Maha Kassapa
Dalam perjalanan ke Rajagaha, Sang Buddha tiba di suatu tempat perbatasan antara kota Rajagaha dan Nalanda dan beristirahat di bawah pohon beringin Bahuputtaka.
Pada
waktu itu, seorang pertapa bernama Pipphali lewat di tempat itu.
Pipphali adalah anak seorang Brahmana dari keluarga Kassapa yang bernama
Kapila dengan istrinya yang bernama Sumanadevi dari desa Mahatittha di
negara Magadha.
Ia
menghampiri Sang Buddha dan setelah mengetahui bahwa yang diajak bicara
adalah seorang Buddha, Pipphali mohon diterima menjadi murid.
Sang
Buddha mentahbiskannya dengan cara memberikan tiga buah nasehat, “Oh,
Kassapa, engkau harus selalu ingat bahwa pertama, engkau harus hidup
sederhana dan patuh kepada para bhikkhu yang tua, yang muda, dan yang
setengah tua. Kedua, engkau harus mendengarakan Dhamma dengan baik,
memperhatikannya dan merenungkannya. Ketiga, engkau harus selalu
menyadari dan memperhatikan tubuhmu dan terus-menerus mengambil tubuhmu
sebagai objek meditasi.”
Setelah
ditahbiskan, Kassapa mohon untuk menukar jubahnya yang baru dengan
jubah Sang Buddha yang sudah tua. Kemudian Sang Buddha bangkit dan
meneruskan perjalanan-Nya menuju Rajagaha.
Bangga
karena merasa mendapat kehormatan besar dapat memakai jubah bekas Sang
Buddha, Kassapa kemudian dengan tekun melaksanakan latihan Dhutanga.
Pada hari ke delapan, ia mencapai tingkat kesucian Arahat.
Maha
Kassapa sering dijadikan suri teladan tentang sikap yang baik dari
seorang bhikkhu yang berdiam di hutan. Selama menjadi bhikkhu sampai
berusia lanjut, Maha Kassapa selalu tinggal di hutan. Tiap hari
mengumpulkan makanan, selalu memakai baju bekas (pembungkus mayat),
sudah puas dengan pemberian yang sedikit (kecil), selalu hidup menjauhi
masyarakat ramai dan terkenal rajin sekali.
Menjawab
pertanyaan, mengapa Beliau menuntut kehidupan yang demikian keras, Maha
Kassapa mengatakan bahwa Beliau berbuat semuanya itu bukan hanya untuk
kebahagiaan dirinya sendiri, tetapi juga demi kebahagiaan orang lain di
kemudian hari.
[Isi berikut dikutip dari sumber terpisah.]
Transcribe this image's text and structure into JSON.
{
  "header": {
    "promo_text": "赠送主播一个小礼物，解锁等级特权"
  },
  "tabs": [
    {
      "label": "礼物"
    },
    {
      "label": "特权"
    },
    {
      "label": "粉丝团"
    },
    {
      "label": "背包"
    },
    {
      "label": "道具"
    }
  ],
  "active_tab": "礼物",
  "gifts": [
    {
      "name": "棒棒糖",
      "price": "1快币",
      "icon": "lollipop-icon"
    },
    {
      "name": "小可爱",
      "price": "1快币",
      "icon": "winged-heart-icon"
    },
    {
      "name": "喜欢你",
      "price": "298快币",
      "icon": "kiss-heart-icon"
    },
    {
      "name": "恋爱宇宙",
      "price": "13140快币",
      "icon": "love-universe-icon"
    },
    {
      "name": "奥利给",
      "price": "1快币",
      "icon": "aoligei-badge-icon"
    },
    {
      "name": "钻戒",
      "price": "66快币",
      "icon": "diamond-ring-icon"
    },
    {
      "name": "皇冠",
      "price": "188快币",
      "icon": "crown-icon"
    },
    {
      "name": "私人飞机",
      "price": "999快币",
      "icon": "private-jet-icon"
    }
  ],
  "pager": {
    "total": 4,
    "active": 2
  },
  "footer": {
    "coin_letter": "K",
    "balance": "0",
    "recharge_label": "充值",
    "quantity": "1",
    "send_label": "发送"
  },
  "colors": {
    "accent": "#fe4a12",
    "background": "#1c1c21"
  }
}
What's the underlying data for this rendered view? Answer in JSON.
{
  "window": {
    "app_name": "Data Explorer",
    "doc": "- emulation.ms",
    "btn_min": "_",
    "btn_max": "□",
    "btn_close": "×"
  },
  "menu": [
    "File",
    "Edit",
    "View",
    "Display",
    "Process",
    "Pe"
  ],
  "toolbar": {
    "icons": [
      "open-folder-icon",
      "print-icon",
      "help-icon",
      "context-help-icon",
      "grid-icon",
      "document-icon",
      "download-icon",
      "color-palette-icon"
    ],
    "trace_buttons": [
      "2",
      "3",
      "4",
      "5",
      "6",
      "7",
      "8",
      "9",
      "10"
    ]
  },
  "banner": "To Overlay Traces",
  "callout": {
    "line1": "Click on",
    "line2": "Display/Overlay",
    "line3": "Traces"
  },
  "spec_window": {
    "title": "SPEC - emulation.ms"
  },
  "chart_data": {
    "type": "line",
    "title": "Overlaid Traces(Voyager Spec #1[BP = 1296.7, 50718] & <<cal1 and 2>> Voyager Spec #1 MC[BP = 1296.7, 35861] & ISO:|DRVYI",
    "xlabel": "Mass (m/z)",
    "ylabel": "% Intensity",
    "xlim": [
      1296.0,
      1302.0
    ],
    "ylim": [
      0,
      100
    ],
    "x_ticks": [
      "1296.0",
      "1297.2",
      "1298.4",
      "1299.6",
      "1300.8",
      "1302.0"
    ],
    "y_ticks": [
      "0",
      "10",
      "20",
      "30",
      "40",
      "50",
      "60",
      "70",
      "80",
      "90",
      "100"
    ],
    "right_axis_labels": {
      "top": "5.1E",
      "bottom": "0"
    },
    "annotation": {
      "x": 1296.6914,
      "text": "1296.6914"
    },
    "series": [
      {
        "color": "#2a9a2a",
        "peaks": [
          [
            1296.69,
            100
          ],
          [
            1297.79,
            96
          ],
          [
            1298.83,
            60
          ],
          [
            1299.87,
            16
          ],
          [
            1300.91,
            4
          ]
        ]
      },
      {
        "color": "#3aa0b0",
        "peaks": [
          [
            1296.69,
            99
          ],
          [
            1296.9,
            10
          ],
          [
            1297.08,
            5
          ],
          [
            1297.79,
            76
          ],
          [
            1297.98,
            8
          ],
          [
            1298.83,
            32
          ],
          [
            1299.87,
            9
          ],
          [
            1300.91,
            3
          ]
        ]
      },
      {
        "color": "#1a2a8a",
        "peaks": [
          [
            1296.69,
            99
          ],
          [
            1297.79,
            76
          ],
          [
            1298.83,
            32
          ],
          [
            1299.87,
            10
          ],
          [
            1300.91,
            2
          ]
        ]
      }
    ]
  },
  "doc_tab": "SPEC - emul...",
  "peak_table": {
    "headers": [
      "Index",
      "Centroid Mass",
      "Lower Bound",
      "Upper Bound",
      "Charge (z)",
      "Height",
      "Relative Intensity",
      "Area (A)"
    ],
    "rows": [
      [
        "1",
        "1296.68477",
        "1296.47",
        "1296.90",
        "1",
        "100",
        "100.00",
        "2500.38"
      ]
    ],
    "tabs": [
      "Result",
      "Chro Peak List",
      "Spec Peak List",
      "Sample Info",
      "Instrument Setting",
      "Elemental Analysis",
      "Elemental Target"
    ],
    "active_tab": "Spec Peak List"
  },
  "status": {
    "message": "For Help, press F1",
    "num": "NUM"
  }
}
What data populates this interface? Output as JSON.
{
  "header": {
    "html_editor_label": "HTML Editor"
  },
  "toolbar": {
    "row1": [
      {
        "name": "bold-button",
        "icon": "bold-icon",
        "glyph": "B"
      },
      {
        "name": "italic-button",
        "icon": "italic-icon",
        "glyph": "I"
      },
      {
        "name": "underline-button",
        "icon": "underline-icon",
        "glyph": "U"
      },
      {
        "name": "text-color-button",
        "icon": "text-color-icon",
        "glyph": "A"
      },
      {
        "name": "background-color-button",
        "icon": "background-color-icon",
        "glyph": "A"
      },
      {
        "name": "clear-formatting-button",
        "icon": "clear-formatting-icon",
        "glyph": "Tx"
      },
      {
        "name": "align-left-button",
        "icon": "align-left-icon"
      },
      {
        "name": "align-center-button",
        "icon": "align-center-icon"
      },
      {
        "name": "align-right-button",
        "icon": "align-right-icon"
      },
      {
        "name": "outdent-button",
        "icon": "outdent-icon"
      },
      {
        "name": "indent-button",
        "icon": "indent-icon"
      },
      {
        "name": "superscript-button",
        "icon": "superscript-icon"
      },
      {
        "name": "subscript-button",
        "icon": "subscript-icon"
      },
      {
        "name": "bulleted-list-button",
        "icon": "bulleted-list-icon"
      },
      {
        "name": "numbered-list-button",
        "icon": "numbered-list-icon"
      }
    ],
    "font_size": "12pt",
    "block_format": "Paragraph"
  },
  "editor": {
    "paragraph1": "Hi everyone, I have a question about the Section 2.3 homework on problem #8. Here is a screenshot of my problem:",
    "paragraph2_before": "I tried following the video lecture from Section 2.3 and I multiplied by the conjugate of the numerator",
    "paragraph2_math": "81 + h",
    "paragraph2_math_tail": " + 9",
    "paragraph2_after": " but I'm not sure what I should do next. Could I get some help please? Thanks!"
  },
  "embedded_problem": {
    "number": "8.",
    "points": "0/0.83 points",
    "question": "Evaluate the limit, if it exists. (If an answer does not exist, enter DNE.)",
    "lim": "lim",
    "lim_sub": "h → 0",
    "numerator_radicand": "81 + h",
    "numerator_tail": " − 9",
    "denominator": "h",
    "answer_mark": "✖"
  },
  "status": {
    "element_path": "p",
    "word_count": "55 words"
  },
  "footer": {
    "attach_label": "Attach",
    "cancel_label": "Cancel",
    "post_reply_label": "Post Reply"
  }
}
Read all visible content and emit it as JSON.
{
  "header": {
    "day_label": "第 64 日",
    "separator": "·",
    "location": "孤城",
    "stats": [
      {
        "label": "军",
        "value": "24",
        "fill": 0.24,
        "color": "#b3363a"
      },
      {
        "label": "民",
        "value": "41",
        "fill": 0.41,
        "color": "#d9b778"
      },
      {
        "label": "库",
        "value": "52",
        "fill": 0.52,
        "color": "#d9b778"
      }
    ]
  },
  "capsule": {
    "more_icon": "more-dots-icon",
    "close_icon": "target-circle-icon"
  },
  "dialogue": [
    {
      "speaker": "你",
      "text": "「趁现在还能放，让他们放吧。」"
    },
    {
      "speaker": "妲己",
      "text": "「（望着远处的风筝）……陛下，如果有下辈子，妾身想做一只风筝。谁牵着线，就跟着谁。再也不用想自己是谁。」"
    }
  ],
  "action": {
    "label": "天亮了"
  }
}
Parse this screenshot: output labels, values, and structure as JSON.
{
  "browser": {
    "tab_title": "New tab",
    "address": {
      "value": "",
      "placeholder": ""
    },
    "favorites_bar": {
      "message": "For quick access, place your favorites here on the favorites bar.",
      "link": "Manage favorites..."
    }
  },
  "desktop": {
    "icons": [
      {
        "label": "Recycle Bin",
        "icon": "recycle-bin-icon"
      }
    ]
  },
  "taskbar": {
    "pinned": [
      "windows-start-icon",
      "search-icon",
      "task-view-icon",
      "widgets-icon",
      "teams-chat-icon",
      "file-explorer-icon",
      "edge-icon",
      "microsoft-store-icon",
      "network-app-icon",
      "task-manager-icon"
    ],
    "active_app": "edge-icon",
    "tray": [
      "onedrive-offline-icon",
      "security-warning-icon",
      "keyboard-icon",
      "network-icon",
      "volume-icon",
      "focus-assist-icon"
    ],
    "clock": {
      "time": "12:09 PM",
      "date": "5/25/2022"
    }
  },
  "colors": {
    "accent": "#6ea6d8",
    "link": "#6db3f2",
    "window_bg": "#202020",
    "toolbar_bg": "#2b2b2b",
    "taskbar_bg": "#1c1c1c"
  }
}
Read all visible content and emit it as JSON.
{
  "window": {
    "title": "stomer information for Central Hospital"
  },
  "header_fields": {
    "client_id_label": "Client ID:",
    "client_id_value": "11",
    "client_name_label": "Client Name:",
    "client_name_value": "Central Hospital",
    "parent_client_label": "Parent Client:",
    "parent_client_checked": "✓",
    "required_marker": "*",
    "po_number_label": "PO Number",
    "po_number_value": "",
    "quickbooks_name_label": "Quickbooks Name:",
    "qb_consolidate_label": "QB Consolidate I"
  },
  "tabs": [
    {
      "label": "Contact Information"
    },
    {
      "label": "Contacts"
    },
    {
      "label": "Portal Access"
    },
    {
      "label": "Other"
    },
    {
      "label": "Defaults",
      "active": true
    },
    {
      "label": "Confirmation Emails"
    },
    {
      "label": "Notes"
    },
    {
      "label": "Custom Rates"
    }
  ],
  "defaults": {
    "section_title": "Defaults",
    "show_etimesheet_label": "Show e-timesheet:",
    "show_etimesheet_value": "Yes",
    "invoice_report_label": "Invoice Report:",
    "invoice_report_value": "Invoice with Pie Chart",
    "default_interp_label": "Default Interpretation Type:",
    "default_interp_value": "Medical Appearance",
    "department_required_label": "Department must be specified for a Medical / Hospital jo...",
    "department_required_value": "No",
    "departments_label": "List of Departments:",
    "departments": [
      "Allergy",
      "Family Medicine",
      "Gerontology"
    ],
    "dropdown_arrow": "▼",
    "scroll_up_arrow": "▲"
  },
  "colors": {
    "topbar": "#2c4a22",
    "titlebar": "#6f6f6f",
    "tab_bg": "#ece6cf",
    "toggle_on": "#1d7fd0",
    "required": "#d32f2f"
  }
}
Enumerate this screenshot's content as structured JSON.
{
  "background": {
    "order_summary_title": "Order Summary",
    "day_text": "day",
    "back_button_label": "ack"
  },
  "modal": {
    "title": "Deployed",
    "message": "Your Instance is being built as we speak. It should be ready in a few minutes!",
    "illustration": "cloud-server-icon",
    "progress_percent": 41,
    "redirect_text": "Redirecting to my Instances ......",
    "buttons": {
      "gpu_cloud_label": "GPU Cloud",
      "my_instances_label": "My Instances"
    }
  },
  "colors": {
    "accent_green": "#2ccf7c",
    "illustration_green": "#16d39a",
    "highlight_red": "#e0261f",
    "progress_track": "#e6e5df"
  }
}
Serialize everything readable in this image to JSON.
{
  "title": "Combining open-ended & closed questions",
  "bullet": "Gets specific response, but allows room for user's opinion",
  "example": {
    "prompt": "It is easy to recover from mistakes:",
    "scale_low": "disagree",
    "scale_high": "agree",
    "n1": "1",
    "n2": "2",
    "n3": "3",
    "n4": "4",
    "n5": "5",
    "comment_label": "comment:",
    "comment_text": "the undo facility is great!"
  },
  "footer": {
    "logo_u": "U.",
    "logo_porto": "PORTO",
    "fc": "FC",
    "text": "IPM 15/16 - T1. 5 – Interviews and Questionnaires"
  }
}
Maha Kassapa dipandang sebagai contoh yang baik sekali
untuk orang-orang yang benar-benar ingin melaksanakan hidup suci.
Sebagai penghormatan, Beliau diberi nama Maha Kassapa (Kassapa Agung).
Tiga
bulan setelah Sang Buddha meninggal dunia, Maha Kassapa mengetuai
Sidang Agung (Sangha-Samaya) yang pertama dengan dihadiri oleh 500 orang
Arahat di Goa Sattapanni, kota Rajagaha untuk menghimpun semua tata
tertib bagi para bhikkhu dan bhikkhuni dan semua khotbah Sang Buddha
yang pernah diberikan di tempat-tempat yang berlainan, kepada
orang-orang yang berlainan dan pada waktu yang berlainan pula selama 45
tahun.
Maha Kassapa meninggal dunia pada usia 120 tahun.